Bessere Bedingungen als erwartet
Bundestrainer Berkhahn hatte zudem gute Nachrichten über die aktuellen Bedingungen parat. „Wir haben uns eng beraten mit den Triathleten. Die haben uns mitgeteilt, dass die Wasserqualität sehr gut ist. Also deutlich besser als das, was bisher bekannt war von den Testevents. Auch ist die Wassertemperatur jetzt nicht so hoch, wie es zu befürchten war. Sie liegt bei 28 Grad, das ist einigermaßen okay und erleichtert es für die Aktiven schon mal ein bisschen.“ Der Eindruck bestätigte sich dann am Montag, einzig die schlechte Sicht aufgrund des doch sehr trüben Wassers wurde noch mal diskutiert.
Wellbrock sagte: “Das Wasser auf der Strecke ist sehr trüb. Man hat vielleicht eine Sichtweite von etwa 30 Zentimeter. Die Temperatur lag heute bei 28,3 Grad. Die Bedingungen sind also hart, aber insgesamt war es besser als erwartet. Es ist abzuwarten, wie warm es sich dann tatsächlich anfühlt, wenn man sich zwei Stunden bei Maximalbelastung in der Sonne und dem warmen Wasser bewegt.”
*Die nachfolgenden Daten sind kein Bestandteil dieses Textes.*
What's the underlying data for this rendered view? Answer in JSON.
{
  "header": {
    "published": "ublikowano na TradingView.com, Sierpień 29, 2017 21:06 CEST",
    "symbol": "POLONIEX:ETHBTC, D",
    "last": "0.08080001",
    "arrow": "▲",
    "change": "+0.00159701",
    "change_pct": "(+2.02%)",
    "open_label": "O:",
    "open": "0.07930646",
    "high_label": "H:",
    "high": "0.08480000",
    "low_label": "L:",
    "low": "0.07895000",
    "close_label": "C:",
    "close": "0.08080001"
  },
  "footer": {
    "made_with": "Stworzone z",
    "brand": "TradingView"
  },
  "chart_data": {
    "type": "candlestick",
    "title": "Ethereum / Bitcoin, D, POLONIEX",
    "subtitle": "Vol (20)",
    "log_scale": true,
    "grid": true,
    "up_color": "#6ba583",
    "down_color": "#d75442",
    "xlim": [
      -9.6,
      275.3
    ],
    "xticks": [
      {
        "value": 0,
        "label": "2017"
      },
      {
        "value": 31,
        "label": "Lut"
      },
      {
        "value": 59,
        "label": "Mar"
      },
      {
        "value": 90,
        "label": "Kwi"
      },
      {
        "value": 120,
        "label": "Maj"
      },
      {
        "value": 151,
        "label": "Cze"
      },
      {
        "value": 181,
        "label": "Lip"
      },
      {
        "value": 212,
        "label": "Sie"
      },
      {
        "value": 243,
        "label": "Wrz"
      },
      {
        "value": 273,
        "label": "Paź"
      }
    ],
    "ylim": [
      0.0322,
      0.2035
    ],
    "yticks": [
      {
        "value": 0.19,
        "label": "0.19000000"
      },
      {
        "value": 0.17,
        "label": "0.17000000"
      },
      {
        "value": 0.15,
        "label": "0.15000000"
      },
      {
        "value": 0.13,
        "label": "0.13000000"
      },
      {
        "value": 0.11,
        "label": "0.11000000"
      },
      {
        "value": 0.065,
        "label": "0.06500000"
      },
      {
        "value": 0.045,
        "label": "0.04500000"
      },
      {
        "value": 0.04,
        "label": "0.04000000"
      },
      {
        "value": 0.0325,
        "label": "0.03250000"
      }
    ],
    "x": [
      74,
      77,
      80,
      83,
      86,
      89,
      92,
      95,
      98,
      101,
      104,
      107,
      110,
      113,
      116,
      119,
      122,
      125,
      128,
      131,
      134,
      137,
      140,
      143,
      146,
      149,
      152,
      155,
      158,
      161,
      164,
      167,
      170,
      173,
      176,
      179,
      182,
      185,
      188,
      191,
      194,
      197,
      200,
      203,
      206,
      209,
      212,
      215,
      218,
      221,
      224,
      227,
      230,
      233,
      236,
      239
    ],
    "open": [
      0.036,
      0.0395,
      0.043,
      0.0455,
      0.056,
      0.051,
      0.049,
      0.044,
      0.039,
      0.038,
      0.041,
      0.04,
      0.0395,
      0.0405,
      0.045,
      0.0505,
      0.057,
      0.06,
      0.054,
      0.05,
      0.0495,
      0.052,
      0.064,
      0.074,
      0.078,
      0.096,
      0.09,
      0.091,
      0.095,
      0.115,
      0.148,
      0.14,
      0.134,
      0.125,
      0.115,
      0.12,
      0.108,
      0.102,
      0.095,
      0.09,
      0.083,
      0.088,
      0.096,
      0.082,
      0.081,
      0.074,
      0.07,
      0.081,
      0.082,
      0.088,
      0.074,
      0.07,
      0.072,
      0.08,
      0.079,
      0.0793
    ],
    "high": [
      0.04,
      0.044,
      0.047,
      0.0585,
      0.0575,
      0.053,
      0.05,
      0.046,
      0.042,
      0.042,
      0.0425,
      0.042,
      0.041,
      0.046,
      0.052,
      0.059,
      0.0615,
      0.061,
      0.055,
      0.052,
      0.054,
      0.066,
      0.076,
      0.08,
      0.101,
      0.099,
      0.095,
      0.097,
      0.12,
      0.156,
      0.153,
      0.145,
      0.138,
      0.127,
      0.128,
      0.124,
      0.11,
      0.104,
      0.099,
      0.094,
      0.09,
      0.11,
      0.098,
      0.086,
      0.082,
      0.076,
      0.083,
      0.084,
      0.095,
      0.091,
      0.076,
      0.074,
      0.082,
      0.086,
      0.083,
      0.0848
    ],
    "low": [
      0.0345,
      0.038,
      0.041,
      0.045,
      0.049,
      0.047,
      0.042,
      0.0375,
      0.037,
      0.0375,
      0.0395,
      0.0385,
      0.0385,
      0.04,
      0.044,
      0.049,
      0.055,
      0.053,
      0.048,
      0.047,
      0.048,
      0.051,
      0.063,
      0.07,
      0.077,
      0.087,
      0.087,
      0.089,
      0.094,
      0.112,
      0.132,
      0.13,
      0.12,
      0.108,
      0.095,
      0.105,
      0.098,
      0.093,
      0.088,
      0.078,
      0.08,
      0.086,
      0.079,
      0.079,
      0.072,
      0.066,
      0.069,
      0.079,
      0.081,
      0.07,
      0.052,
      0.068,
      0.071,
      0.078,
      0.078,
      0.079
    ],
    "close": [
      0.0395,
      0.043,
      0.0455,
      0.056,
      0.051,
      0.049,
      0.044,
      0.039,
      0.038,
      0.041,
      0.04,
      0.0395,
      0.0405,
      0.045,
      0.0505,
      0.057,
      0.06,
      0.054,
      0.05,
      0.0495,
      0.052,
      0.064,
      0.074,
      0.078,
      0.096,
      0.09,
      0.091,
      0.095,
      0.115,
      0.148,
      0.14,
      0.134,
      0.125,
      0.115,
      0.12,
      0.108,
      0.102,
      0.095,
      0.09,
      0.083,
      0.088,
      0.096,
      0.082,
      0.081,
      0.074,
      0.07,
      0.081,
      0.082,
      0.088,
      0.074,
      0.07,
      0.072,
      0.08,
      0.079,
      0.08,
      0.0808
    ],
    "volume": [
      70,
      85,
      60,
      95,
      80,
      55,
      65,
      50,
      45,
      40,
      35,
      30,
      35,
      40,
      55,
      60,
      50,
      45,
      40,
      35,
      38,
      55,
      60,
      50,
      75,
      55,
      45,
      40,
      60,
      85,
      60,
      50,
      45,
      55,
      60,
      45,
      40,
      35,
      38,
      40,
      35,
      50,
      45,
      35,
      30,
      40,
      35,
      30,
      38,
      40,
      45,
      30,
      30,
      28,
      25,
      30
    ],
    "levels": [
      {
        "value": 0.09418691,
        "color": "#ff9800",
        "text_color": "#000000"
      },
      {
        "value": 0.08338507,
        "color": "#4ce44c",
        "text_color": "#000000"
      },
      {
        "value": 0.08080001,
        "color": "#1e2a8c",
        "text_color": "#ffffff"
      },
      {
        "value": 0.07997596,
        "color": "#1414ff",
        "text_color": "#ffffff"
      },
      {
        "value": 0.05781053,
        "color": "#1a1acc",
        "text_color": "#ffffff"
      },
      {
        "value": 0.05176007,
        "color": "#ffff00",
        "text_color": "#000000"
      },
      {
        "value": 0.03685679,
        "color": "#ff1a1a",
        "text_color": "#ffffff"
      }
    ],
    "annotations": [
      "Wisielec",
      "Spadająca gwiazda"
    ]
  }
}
Auf die Unterstützung seiner Verlobten Sarah Köhler muss Wellbrock in der zweiten Olympiawoche verzichten. Sie hat bekanntlich ebenfalls Bronze gewonnen, muss wie alle anderen aufgrund der Corona-Auflagen aber zwei Tage nach dem letzten Rennen asm Montag bereits abfliegen. „Florian ist glücklich mit seiner Medaille. Da ist ganz schön was von ihm abgefallen“, weiß Köhler. Sie wird das 10km-Rennen mit ihren künftigen Schwiegereltern nun daheim im Livestream verfolgen. Seine Medaille hat er ihr am Sonntag jedenfalls gleich schon mal mitgegeben. Platz für eine zweite wäre damit.